L’UNESCO et l’UEMOA renforcent leur coopération

Le Président de la Commission de l’Union «économique et monétaire ouest-africaine (UEMOA), M. Soumaïla Cissé, et le Directeur général de l’UNESCO, Koïchiro Matsuura, ont procédé le mercredi 29 novembre 2006 à la signature d’un accord de coopération entre les deux institutions qui s’étendra entre autres aux domaines de l’éducation ; des sciences et de la technologie ; de la culture ; de la communication et l’information ; de l’environnement ; du dialogue des civilisations.

M. Matsuura s’est réjoui de la conclusion de cet accord qui va « contribuer à donner un plus grand élan à la coopération existant entre l’UNESCO et l’UEMOA en lui donnant une base formelle ». Le Directeur général a souligné l’importance « cruciale pour l’UNESCO de pouvoir intervenir dans ses domaines de compétences, non seulement aux niveaux national et régional, mais aussi au niveau sous-régional ». A cet égard, a-t-il ajouté, « l’UEMOA qui couvre 8 pays de l’Afrique de l’Ouest (le Bénin, le Burkina Faso, la Côte d’Ivoire, la Guinée Bissau, le Mali, le Niger, le Sénégal et le Togo) est pour l’UNESCO un partenaire indispensable, dont les objectifs sont en parfaite résonnance avec ceux de l’UNESCO. »

Le Directeur général a également remercié les Ambassadeurs auprès de l’UNESCO des pays membres de l’UEMOA de leur présence à cette cérémonie de signature qui « illustre leur engagement à mettre en actes la devise de l’UEMOA : Réussir ensemble l’intégration ». « Nous devons donner un élan plus grand à la dimension sous-régionale de notre coopération. Cette nouvelle coopération conjuguée avec celle que nous menons avec la Communauté économique des Etats d’Afrique de l’Ouest (CEDEAO) permettra, en liaison avec les bureaux multi-pays de l’UNESCO d’Accra, Bamako et de Dakar, ainsi que du bureau national d’Abuja, d’agir de façon efficace et adaptée aux besoins réels », a-t-il déclaré. M. Matsuura a également saisi cette occasion pour informer les participants que « dans le cadre de la prochaine stratégie à moyen-terme de l’UNESCO, la priorité, en ce qui concerne l’Afrique, sera d’accompagner l’Union africaine, les communautés économiques régionales, les organisations d’intégration régionale et les Etats membres dans la mise en œuvre de la seconde décennie pour l’éducation en Afrique ».

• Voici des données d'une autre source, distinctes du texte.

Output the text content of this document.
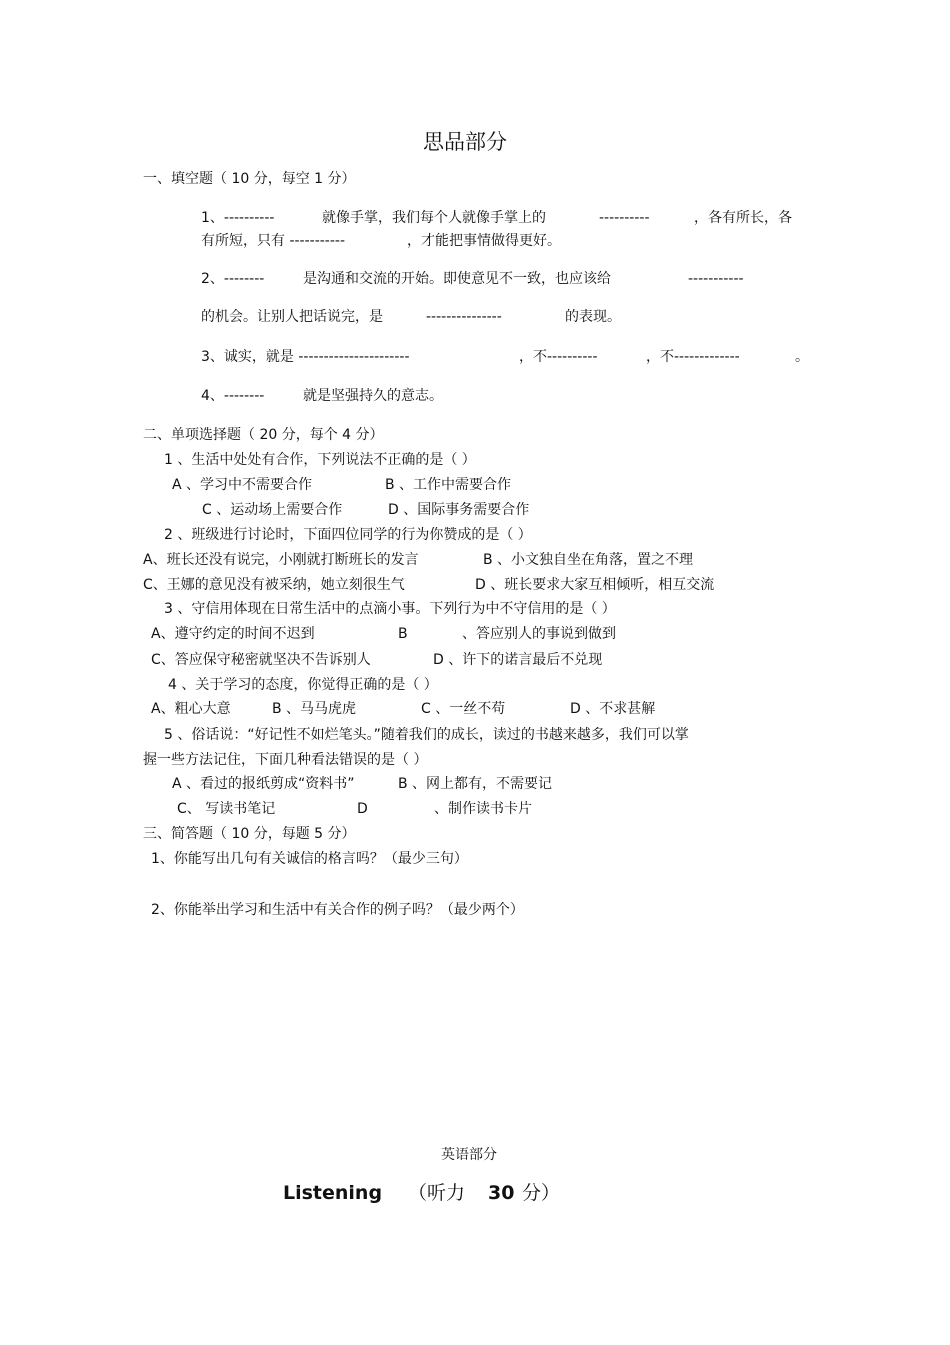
思品部分
一、填空题（ 10 分，每空 1 分）
1、----------	就像手掌，我们每个人就像手掌上的	----------	，各有所长，各
有所短，只有 -----------	，才能把事情做得更好。
2、--------	是沟通和交流的开始。即使意见不一致，也应该给	-----------
的机会。让别人把话说完，是	---------------	的表现。
3、诚实，就是 ----------------------	，不----------	，不-------------	。
4、--------	就是坚强持久的意志。
二、单项选择题（ 20 分，每个 4 分）
1 、生活中处处有合作，下列说法不正确的是（ ）
A 、学习中不需要合作	B 、工作中需要合作
C 、运动场上需要合作	D 、国际事务需要合作
2 、班级进行讨论时，下面四位同学的行为你赞成的是（ ）
A、班长还没有说完，小刚就打断班长的发言	B 、小文独自坐在角落，置之不理
C、王娜的意见没有被采纳，她立刻很生气	D 、班长要求大家互相倾听，相互交流
3 、守信用体现在日常生活中的点滴小事。下列行为中不守信用的是（ ）
A、遵守约定的时间不迟到	B	、答应别人的事说到做到
C、答应保守秘密就坚决不告诉别人	D 、许下的诺言最后不兑现
4 、关于学习的态度，你觉得正确的是（ ）
A、粗心大意	B 、马马虎虎	C 、一丝不苟	D 、不求甚解
5 、俗话说：“好记性不如烂笔头。”随着我们的成长，读过的书越来越多，我们可以掌
握一些方法记住，下面几种看法错误的是（ ）
A 、看过的报纸剪成“资料书”	B 、网上都有，不需要记
C、 写读书笔记	D	、制作读书卡片
三、简答题（ 10 分，每题 5 分）
1、你能写出几句有关诚信的格言吗？（最少三句）
2、你能举出学习和生活中有关合作的例子吗？（最少两个）
英语部分
Listening （听力 30 分）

M. Soumaïla Cissé a fait part de sa vive satisfaction de voir les liens entre l’UEMOA et l’UNESCO être formalisés par la signature d’un accord qui va permettre « d’unir les efforts afin de mener à bien notre ambition commune de construire la paix en Afrique à travers l’éducation, les sciences et la culture ». Il s’est également réjoui de voir ainsi rapidement mise en œuvre une recommandation du FOSRASUN appelant l’UNESCO et les communautés économiques régionales à signer des accords débouchant sur des actions communes concrètes et des de coopération renforcée ». M. Cissé s’est réjoui de la présence à cette cérémonie de nombreux ambassadeurs africains, « véritable témoignage d’optimisme partagé ».

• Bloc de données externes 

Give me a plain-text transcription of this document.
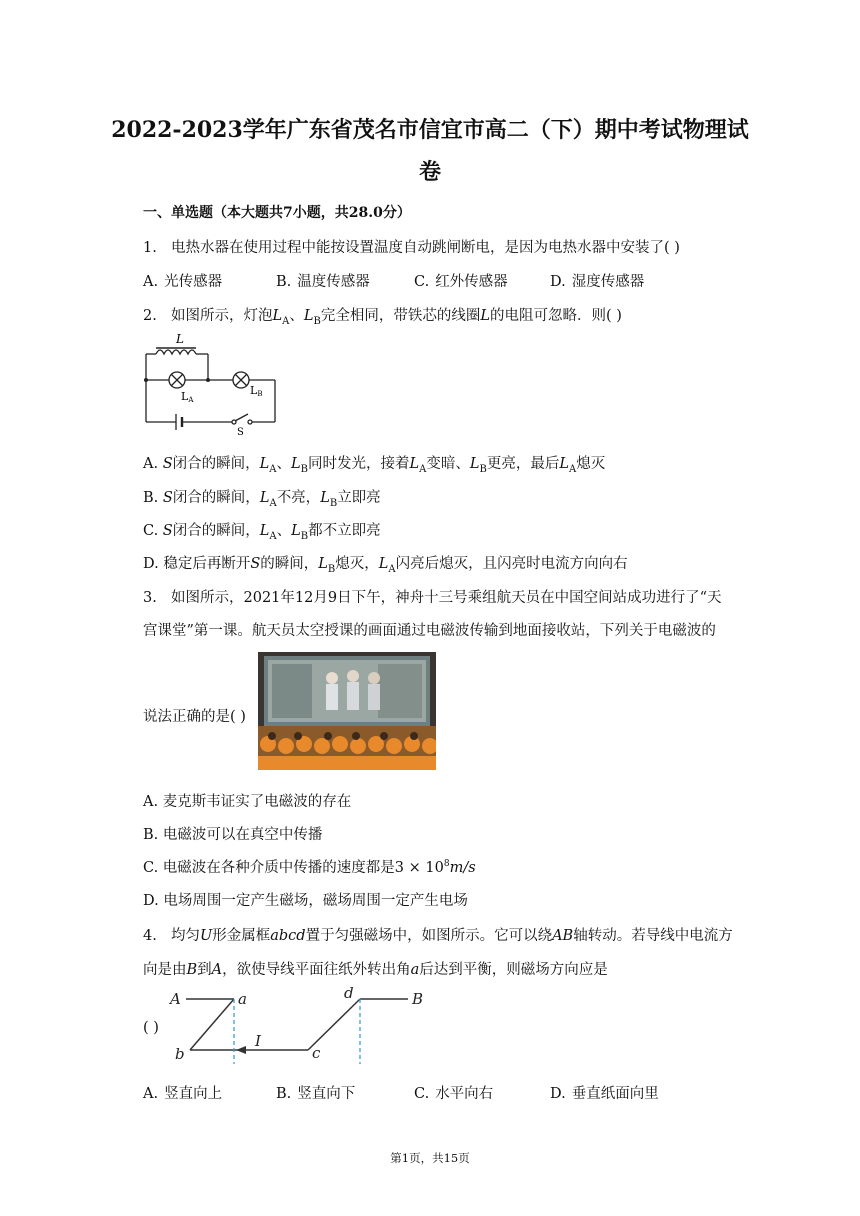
2022-2023学年广东省茂名市信宜市高二（下）期中考试物理试
卷
一、单选题（本大题共7小题，共28.0分）
1. 电热水器在使用过程中能按设置温度自动跳闸断电，是因为电热水器中安装了( )
A. 光传感器	B. 温度传感器	C. 红外传感器	D. 湿度传感器
2. 如图所示，灯泡$L_A$、$L_B$完全相同，带铁芯的线圈L的电阻可忽略．则( )
L
LA
LB
S
A. S闭合的瞬间，$L_A$、$L_B$同时发光，接着$L_A$变暗、$L_B$更亮，最后$L_A$熄灭
B. S闭合的瞬间，$L_A$不亮，$L_B$立即亮
C. S闭合的瞬间，$L_A$、$L_B$都不立即亮
D. 稳定后再断开S的瞬间，$L_B$熄灭，$L_A$闪亮后熄灭，且闪亮时电流方向向右
3. 如图所示，2021年12月9日下午，神舟十三号乘组航天员在中国空间站成功进行了“天
宫课堂”第一课。航天员太空授课的画面通过电磁波传输到地面接收站，下列关于电磁波的
说法正确的是( )
A. 麦克斯韦证实了电磁波的存在
B. 电磁波可以在真空中传播
C. 电磁波在各种介质中传播的速度都是$3 \times 10^8m/s$
D. 电场周围一定产生磁场，磁场周围一定产生电场
4. 均匀U形金属框abcd置于匀强磁场中，如图所示。它可以绕AB轴转动。若导线中电流方
向是由B到A，欲使导线平面往纸外转出角a后达到平衡，则磁场方向应是
A	a
b
I
c
d	B
( )
A. 竖直向上	B. 竖直向下	C. 水平向右	D. 垂直纸面向里
第1页，共15页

A cette occasion, il a rappelé sa conviction que « seuls les projets de développement économique et social qui placent l’homme au cœur de leur démarche, atteindront leur objectif ». « C’est la raison pour laquelle nous sommes si attachés à agir dans les domaines prioritaires que sont l’enseignement et la culture », a-t-il ajouté.

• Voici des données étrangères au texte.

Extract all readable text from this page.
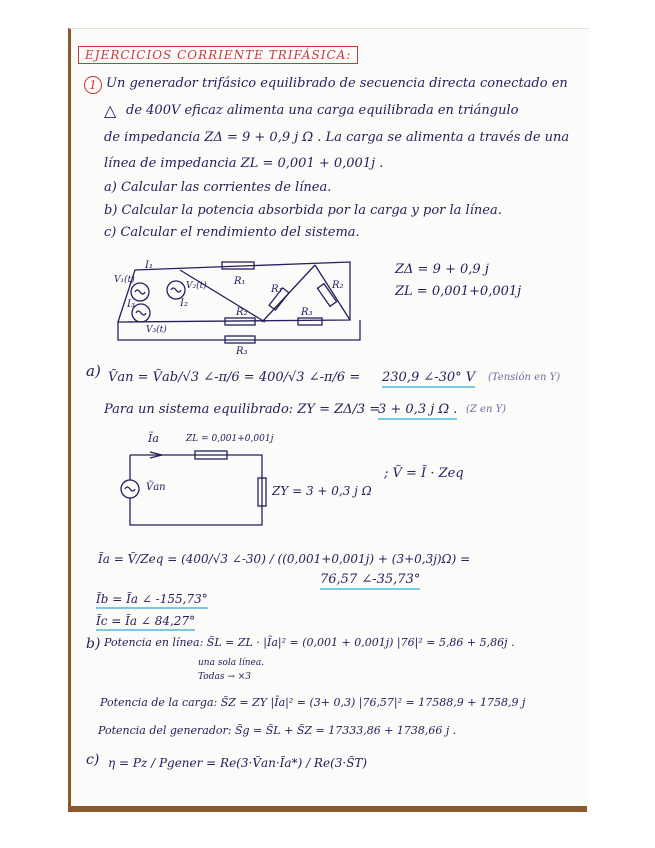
EJERCICIOS CORRIENTE TRIFÁSICA:
1 Un generador trifásico equilibrado de secuencia directa conectado en
△ de 400V eficaz alimenta una carga equilibrada en triángulo
de impedancia ZΔ = 9 + 0,9 j Ω . La carga se alimenta a través de una
línea de impedancia ZL = 0,001 + 0,001j .
a) Calcular las corrientes de línea.
b) Calcular la potencia absorbida por la carga y por la línea.
c) Calcular el rendimiento del sistema.
V₁(t)
V₂(t)
V₃(t)
I₁
I₂
I₃
R₁
R₁	R₂
R₂	R₃
R₃
ZΔ = 9 + 0,9 j
ZL = 0,001+0,001j
a) Ṽan = Ṽab/√3 ∠-π/6 = 400/√3 ∠-π/6 = 230,9 ∠-30° V (Tensión en Y)
Para un sistema equilibrado: ZY = ZΔ/3 =
3 + 0,3 j Ω . (Z en Y)
Ĩa	ZL = 0,001+0,001j
Ṽan	ZY = 3 + 0,3 j Ω
; Ṽ = Ĩ · Zeq
Ĩa = Ṽ/Zeq = (400/√3 ∠-30) / ((0,001+0,001j) + (3+0,3j)Ω) =
76,57 ∠-35,73°
Ĩb = Ĩa ∠ -155,73°
Ĩc = Ĩa ∠ 84,27°
b) Potencia en línea: S̃L = ZL · |Ĩa|² = (0,001 + 0,001j) |76|² = 5,86 + 5,86j .
una sola línea.
Todas → ×3
Potencia de la carga: S̃Z = ZY |Ĩa|² = (3+ 0,3) |76,57|² = 17588,9 + 1758,9 j
Potencia del generador: S̃g = S̃L + S̃Z = 17333,86 + 1738,66 j .
c) η = Pz / Pgener = Re(3·Ṽan·Ĩa*) / Re(3·S̃T)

En marge de cette cérémonie de signature, M. Matsuura et

M. Cissé ont eu un entretien bilatéral au cours duquel a notamment été évoqué le rôle actif joué par le BREDA dont les capacités viennent d’être renforcées et les bureaux multi-pays de l’UNESCO en Afrique qui seront les partenaires privilégiés de l’UEMOA pour ma mise en œuvre des projets.